In a subsequent post on Geographies of Photography Trevor then links these seeing-practices to what he calls the production of space (and what I now prefer to think of as performances of space), and uses the example of the Reaper to illustrate what he has in mind:

What exactly is a Reaper drone? In essence, it’s a camera attached to a remote-controlled airplane. Sometimes it carries missiles. What’s particular about a Reaper drone (and other drones in its larger family, including the Predator and the Sentinel) is that airplane, pilot, navigator, analysts, and commander don’t have to be in the same place. The aircraft might be flying a combat mission in Yemen by a pilot based in Nevada, overseen by a manager in Virginia, and supported by intelligence officers in Tampa (geographer Derek Gregory has written about what he calls “Drone Geographies.”) The drone creates its own “relative” geographies, folding several noncontiguous spaces around the globe into a single, distributed, “battlefield.” The folding of space-time that the Reaper drone system enables is a contemporary version of what Marx famously called the “annihilation of space with time,” i.e. the ability to capitalize on the speed of new transportation and communications technologies to bring disparate spaces “closer” together, relatively speaking.
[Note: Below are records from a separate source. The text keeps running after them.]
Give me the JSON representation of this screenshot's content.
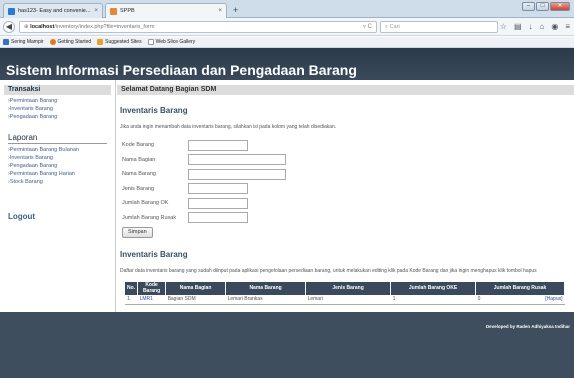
{
  "browser": {
    "tabs": [
      {
        "title": "has123- Easy and convenie...",
        "close": "×"
      },
      {
        "title": "SPPB",
        "close": "×"
      }
    ],
    "new_tab": "+",
    "url_host": "localhost",
    "url_path": "/inventory/index.php?file=inventaris_form",
    "search_placeholder": "Cari",
    "bookmarks": [
      "Sering Mampir",
      "Getting Started",
      "Suggested Sites",
      "Web Slice Gallery"
    ],
    "window_buttons": [
      "–",
      "□",
      "✕"
    ]
  },
  "site": {
    "title": "Sistem Informasi Persediaan dan Pengadaan Barang",
    "footer": "Developed by Raden Adhiyaksa Indihar"
  },
  "sidebar": {
    "transaksi_title": "Transaksi",
    "transaksi_items": [
      "›Permintaan Barang",
      "›Inventaris Barang",
      "›Pengadaan Barang"
    ],
    "laporan_title": "Laporan",
    "laporan_items": [
      "›Permintaan Barang Bulanan",
      "›Inventaris Barang",
      "›Pengadaan Barang",
      "›Permintaan Barang Harian",
      "›Stock Barang"
    ],
    "logout": "Logout"
  },
  "main": {
    "welcome": "Selamat Datang Bagian SDM",
    "form_title": "Inventaris Barang",
    "form_desc": "Jika anda ingin menambah data inventaris barang, silahkan isi pada kolom yang telah disediakan.",
    "fields": [
      {
        "label": "Kode Barang",
        "value": ""
      },
      {
        "label": "Nama Bagian",
        "value": ""
      },
      {
        "label": "Nama Barang",
        "value": ""
      },
      {
        "label": "Jenis Barang",
        "value": ""
      },
      {
        "label": "Jumlah Barang OK",
        "value": ""
      },
      {
        "label": "Jumlah Barang Rusak",
        "value": ""
      }
    ],
    "submit_label": "Simpan",
    "list_title": "Inventaris Barang",
    "list_desc": "Daftar data inventaris barang yang sudah diinput pada aplikasi pengelolaan persediaan barang, untuk melakukan editing klik pada Kode Barang dan jika ingin menghapus klik tombol hapus",
    "table": {
      "headers": [
        "No.",
        "Kode Barang",
        "Nama Bagian",
        "Nama Barang",
        "Jenis Barang",
        "Jumlah Barang OKE",
        "Jumlah Barang Rusak"
      ],
      "rows": [
        {
          "no": "1.",
          "kode": "LMR1",
          "bagian": "Bagian SDM",
          "barang": "Lemari Brankas",
          "jenis": "Lemari",
          "ok": "1",
          "rusak": "0",
          "action": "[Hapus]"
        }
      ]
    }
  }
}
I think that’s more or less right: these new, networked political technologies of vision have been instrumental in the production of a non-linear and discontinuous battlespace, threaded by wormholes that connect one site to another.  But, as I’ll try to show when I eventually get to my post on Uruzgan, the process is far from seamless, the folds are more fragile than most of us realise, and the discontinuities and ruptures are as important as the connections for the administration of military violence.